A nemmeno due settimane dall’atteso consiglio direttivo del 10 marzo della BCE non è ancora chiaro quale posizione prenderanno i banchieri centrali dell’Eurozona relativamente alla stretta monetaria ritenuta ormai necessaria per fronteggiare la recrudescenza inflazionistica in corso. La quale recrudescenza, ormai l’hanno capito tutti, non sarà per niente quel “fenomeno temporaneo” che i policy maker di tutte le istituzioni internazionali pensavano fosse, soltanto fino a qualche settima fa.
Certamente, lo scoppio della guerra tra Russia e Ucraina rischia seriamente di rimescolare di nuovo tutte le carte in tavola. Il capo economista della Banca centrale europea, Philip Lane, ad esempio, la scorsa settimana ha sostenuto che il conflitto in corso potrebbe ridurre il PIL della zona euro dello 0,3%-0,4% rispetto alle previsioni precedenti nel 2022. Una cattiva notizia che giunge nel mezzo di una ripresa post pandemica già messa a dura prova dal ritorno prepotente dell’inflazione.
Questo è stato lo “scenario intermedio” presentato da Lane in una riunione del Consiglio direttivo a Parigi, tenutosi poche ore dopo che la Russia ha invaso l’Ucraina e mentre i funzionari della BCE stanno ancora discutendo su come la crisi potrebbe influenzare i loro piani per ritirare le misure di stimolo monetario nel breve periodo.

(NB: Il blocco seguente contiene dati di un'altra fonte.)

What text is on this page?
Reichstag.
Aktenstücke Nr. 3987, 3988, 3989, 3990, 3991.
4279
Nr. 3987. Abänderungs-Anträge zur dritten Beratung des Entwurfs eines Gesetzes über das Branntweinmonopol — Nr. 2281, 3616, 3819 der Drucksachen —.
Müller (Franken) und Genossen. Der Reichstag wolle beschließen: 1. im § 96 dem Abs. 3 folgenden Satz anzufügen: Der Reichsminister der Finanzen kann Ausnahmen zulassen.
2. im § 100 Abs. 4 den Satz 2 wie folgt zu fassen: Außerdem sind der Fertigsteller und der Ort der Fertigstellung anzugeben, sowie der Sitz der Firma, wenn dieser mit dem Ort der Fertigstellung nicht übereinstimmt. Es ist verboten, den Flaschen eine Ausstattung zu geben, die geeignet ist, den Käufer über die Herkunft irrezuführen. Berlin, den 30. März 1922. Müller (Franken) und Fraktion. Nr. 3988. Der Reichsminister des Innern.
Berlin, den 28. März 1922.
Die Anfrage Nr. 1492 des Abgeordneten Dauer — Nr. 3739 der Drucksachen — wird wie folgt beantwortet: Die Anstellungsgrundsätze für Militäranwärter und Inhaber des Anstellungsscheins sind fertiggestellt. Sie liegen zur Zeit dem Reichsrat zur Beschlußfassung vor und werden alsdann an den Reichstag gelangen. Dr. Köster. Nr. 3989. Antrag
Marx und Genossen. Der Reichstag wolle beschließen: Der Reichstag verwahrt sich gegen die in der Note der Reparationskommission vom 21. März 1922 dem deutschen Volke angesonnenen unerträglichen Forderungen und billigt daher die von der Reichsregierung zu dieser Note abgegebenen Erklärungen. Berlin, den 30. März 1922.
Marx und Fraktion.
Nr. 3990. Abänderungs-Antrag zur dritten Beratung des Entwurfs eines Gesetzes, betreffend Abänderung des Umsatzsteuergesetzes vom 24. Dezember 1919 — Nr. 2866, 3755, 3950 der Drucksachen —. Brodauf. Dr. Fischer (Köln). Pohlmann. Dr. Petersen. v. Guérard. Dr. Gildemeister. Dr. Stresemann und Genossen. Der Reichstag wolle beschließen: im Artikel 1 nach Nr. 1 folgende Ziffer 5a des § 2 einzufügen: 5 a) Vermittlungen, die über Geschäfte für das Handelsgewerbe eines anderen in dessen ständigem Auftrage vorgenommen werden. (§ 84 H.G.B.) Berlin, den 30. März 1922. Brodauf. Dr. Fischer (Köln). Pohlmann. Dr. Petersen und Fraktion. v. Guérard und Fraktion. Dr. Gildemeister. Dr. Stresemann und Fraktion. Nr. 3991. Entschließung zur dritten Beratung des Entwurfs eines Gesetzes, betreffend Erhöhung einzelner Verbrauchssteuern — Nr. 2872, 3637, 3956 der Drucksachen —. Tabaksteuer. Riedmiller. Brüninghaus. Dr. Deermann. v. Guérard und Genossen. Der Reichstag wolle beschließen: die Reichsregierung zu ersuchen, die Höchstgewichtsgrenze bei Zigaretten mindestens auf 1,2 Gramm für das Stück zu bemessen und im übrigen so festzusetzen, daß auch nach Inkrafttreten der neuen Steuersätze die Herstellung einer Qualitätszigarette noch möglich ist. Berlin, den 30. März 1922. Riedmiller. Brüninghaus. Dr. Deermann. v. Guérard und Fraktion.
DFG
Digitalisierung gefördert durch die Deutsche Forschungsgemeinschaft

Lo scoppio della guerra tra Russia e Ucraina e le conseguenze
Lane presenterà previsioni più accurate alla riunione del prossimo 10 marzo, nella quale la BCE dovrebbe spiegare definitivamente ai mercati come intende gestire il futuro del suo programma di acquisto di asset (APP). Da questo punto di vista, la presidentessa Christine Lagarde ha già dichiarato che la Banca cesserà di effettuare nuovi acquisti di bond nell’ambito dello schema di emergenza pandemica(PEPP) dal mese di marzo.
Nonostante Lane non abbia ancora presentato le nuove previsioni sull’inflazione dell’area euro, egli ha, tuttavia, dichiarato che ci sarà un aumento significativo della proiezione per il 2022, suggerendo che le stime relative alla fine dell’orizzonte temporale considerato dalla BCE (2024) potrebbero essere ancorate al di sotto dell’obiettivo del 2%. Una posizione che però è niente affatto condivisa da molti, se non la maggior parte, degli analisti.
Le previsioni di inflazione e crescita saranno cruciali per capire se la BCE potrà davvero permettersi di cessare l’APP, una condizione prodromica che porterebbe al primo rialzo dei tassi d’interesse dell’ultimo decennio.
Il governatore della Banca centrale greca Yannis Stournaras, una colomba politica nota per aver favorito l’abbassamento dei tassi, ha dichiarato a Reuters che la BCE dovrebbe continuare ad acquistare obbligazioni almeno fino alla fine dell’anno, nell’intento di attutire le ricadute della crisi ucraina. E proprio la guerra potrebbe essere usata dalla BCE come giustificazione per rimandare nuovamente la sua stretta monetaria. Ritardo che, però, potrebbe esacerbare ancor di più il fenomeno inflazionistico, innescando un circolo vizioso nel quale, alla fine, la BCE potrebbe presto essere intrappolata.